A patient is considered a confirmed case if specimens are confirmed by a laboratory to be infected by leptospira, a potentially fatal infection caused by the leptospira bacteria.
In a Department Memorandum issued last August, the DOH said that communities should focus on prevention and control of leptospirosis by targeting specifically the source of infection, route of transmission between the source and human host, and the prompt treatment of infection.
Epidemiology Bureau Director Dr. Alethea De Guzman stressed that while all measures are important to control infection spread, prevention should be given utmost priority by the public.
Good personal hygiene including cleaning wounds on the legs and feet as well as avoiding wading in filthy flood water or potentially contaminated bodies of water are among key measures.
And while some may not be able to avoid exposure, wearing protective footwear like boots have been proven to be effective at preventing infection.
While the spread of the leptospira bacteria is aggravated by heavy rain and flooding, De Guzman said leptospirosis is an endemic disease.
“Hindi nawawala o tuloy-tuloy ang ating mga nare-report na kaso dahil most of the exposure are related to their jobs or occupations.
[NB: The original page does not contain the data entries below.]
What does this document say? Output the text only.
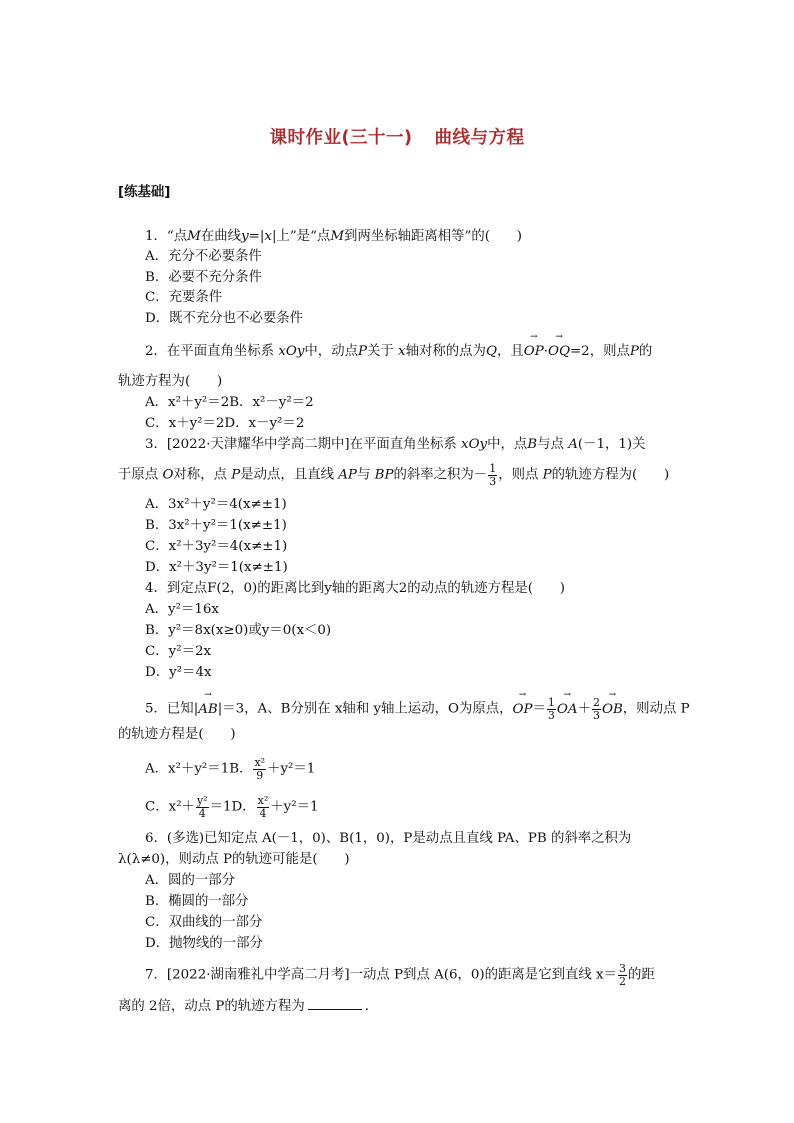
课时作业(三十一) 曲线与方程
[练基础]
1．“点M在曲线y=|x|上”是“点M到两坐标轴距离相等”的(　　)
A．充分不必要条件
B．必要不充分条件
C．充要条件
D．既不充分也不必要条件
2．在平面直角坐标系 xOy中，动点P关于 x轴对称的点为Q，且→ OP·→ OQ=2，则点P的
轨迹方程为(　　)
A．x²＋y²＝2B．x²－y²＝2
C．x＋y²＝2D．x－y²＝2
3．[2022·天津耀华中学高二期中]在平面直角坐标系 xOy中，点B与点 A(－1，1)关
于原点 O对称，点 P是动点，且直线 AP与 BP的斜率之积为－ $\frac{1}{3}$ ，则点 P的轨迹方程为(　　)
A．3x²＋y²＝4(x≠±1)
B．3x²＋y²＝1(x≠±1)
C．x²＋3y²＝4(x≠±1)
D．x²＋3y²＝1(x≠±1)
4．到定点F(2，0)的距离比到y轴的距离大2的动点的轨迹方程是(　　)
A．y²＝16x
B．y²＝8x(x≥0)或y＝0(x＜0)
C．y²＝2x
D．y²＝4x
5．已知|→ AB|＝3，A、B分别在 x轴和 y轴上运动，O为原点，→ $OP= \frac{1}{3}$
→ $OA+ \frac{2}{3}$
→ OB，则动点 P
的轨迹方程是(　　)
A．x²＋y²＝1B． $\frac{\text{x²}}{9} +y^2=1$
C．$x^2+ \frac{\text{y²}}{4} =1D$． $\frac{\text{x²}}{4} +y^2=1$
6．(多选)已知定点 A(－1，0)、B(1，0)，P是动点且直线 PA、PB 的斜率之积为
λ(λ≠0)，则动点 P的轨迹可能是(　　)
A．圆的一部分
B．椭圆的一部分
C．双曲线的一部分
D．抛物线的一部分
7．[2022·湖南雅礼中学高二月考]一动点 P到点 A(6，0)的距离是它到直线 $x= \frac{3}{2}$ 的距
离的 2倍，动点 P的轨迹方程为	．
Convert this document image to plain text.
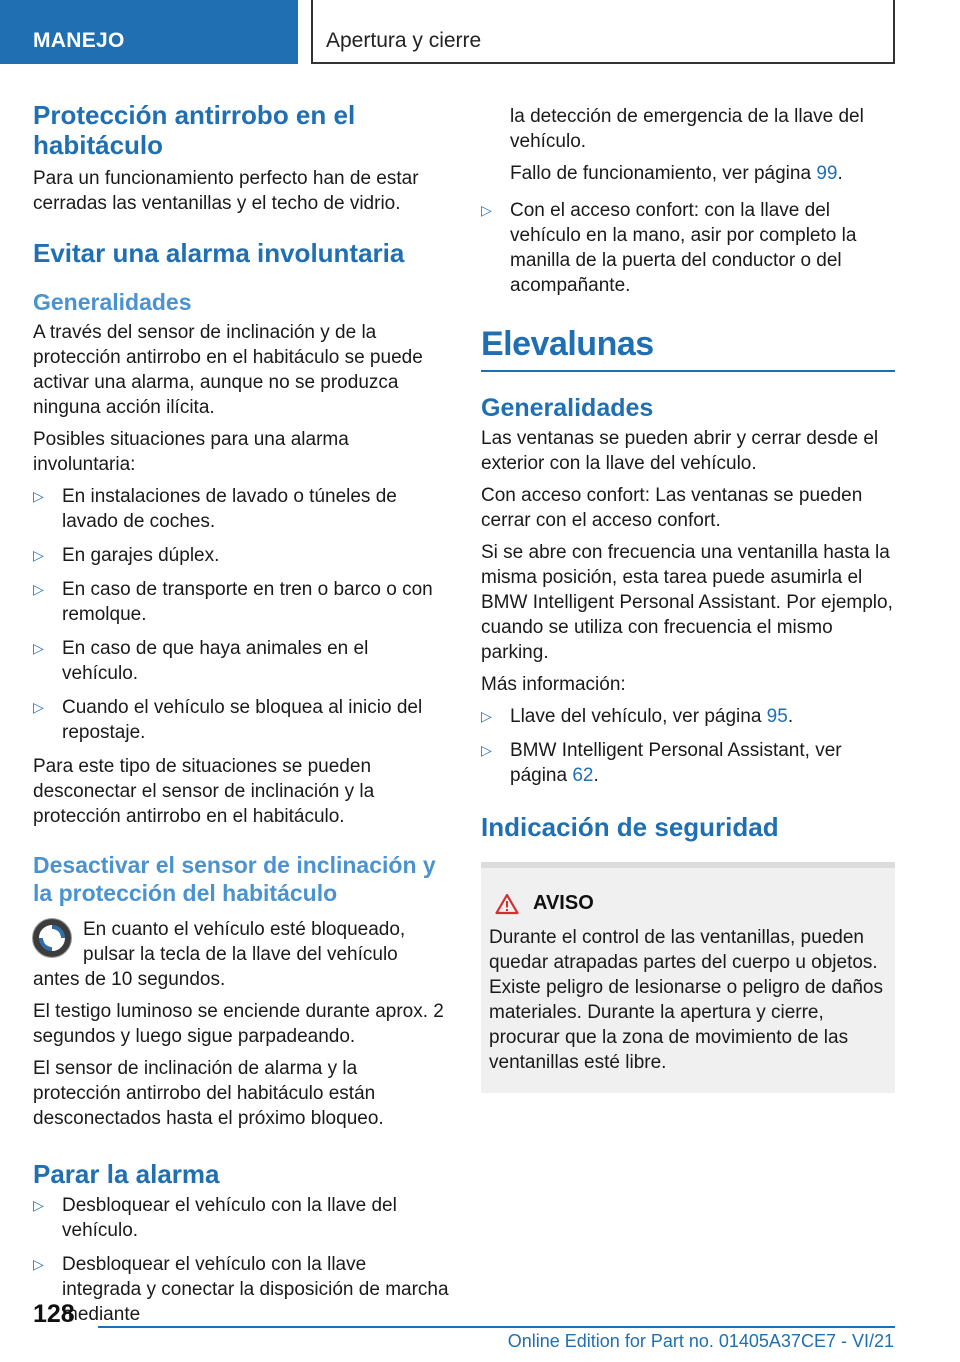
MANEJO	Apertura y cierre
Protección antirrobo en el habitáculo

Para un funcionamiento perfecto han de estar cerradas las ventanillas y el techo de vidrio.

Evitar una alarma involuntaria
Generalidades

A través del sensor de inclinación y de la protección antirrobo en el habitáculo se puede activar una alarma, aunque no se produzca ninguna acción ilícita.

Posibles situaciones para una alarma involuntaria:

▷ En instalaciones de lavado o túneles de lavado de coches.
▷ En garajes dúplex.
▷ En caso de transporte en tren o barco o con remolque.
▷ En caso de que haya animales en el vehículo.
▷ Cuando el vehículo se bloquea al inicio del repostaje.

Para este tipo de situaciones se pueden desconectar el sensor de inclinación y la protección antirrobo en el habitáculo.

Desactivar el sensor de inclinación y la protección del habitáculo

En cuanto el vehículo esté bloqueado, pulsar la tecla de la llave del vehículo antes de 10 segundos.

El testigo luminoso se enciende durante aprox. 2 segundos y luego sigue parpadeando.

El sensor de inclinación de alarma y la protección antirrobo del habitáculo están desconectados hasta el próximo bloqueo.

Parar la alarma
▷ Desbloquear el vehículo con la llave del vehículo.
▷ Desbloquear el vehículo con la llave integrada y conectar la disposición de marcha mediante

la detección de emergencia de la llave del vehículo.

Fallo de funcionamiento, ver página 99.

▷ Con el acceso confort: con la llave del vehículo en la mano, asir por completo la manilla de la puerta del conductor o del acompañante.
Elevalunas
Generalidades

Las ventanas se pueden abrir y cerrar desde el exterior con la llave del vehículo.

Con acceso confort: Las ventanas se pueden cerrar con el acceso confort.

Si se abre con frecuencia una ventanilla hasta la misma posición, esta tarea puede asumirla el BMW Intelligent Personal Assistant. Por ejemplo, cuando se utiliza con frecuencia el mismo parking.

Más información:

▷ Llave del vehículo, ver página 95.
▷ BMW Intelligent Personal Assistant, ver página 62.
Indicación de seguridad
AVISO

Durante el control de las ventanillas, pueden quedar atrapadas partes del cuerpo u objetos. Existe peligro de lesionarse o peligro de daños materiales. Durante la apertura y cierre, procurar que la zona de movimiento de las ventanillas esté libre.

128
Online Edition for Part no. 01405A37CE7 - VI/21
Dahil endemic disease ito, napakahalaga na pag-practice ng preventive measures gaya ng pagsuot ng bota ay talagang tamang paggamit ng pre and post exposure prophylaxis,” she said.
PREVENTION AND CONTROL
Awareness on leptospirosis is seen as the most effective way to curb the cases that are considered on the rise.
DOH Diseases Prevention and Control Bureau, Adult Health Division Medical Officer IV Dr. Ma. Regina De Jesus Valdez said the disease is preventable if only people will adhere to self preventive measures.
More importantly, maintaining a clean environment is also an important factor in terms of fully controlling its spread.
These include monitoring vermin activity and destroying rat habitats.
Because exposure is inevitable especially among the working population, prophylaxis helps especially if taken before and after exposure.
While pre-exposure prophylaxis is not routinely recommended, it can still be given to individuals with short-term exposures in highly endemic areas.
The intake and dosage of doxycycline, according to the DOH can also be categorized according to exposure. Individuals with mild exposure may take 200 milligrams of the antibiotic immediately within 24 to 72 hours from exposure.
Those with moderate exposure may take 200 milligrams for 3 to 5 days within 24 to 72 hours after exposure, while those considered high risk may take it once weekly, until the end of exposure.
The disease is more commonly found in tropical or temperate climates such as sub-Saharan Africa, parts of Latin America, the Carribean, South and Southeast Asia and Oceania.
Throughout the world, less than one million cases are recorded with 59,000 dying from the infection.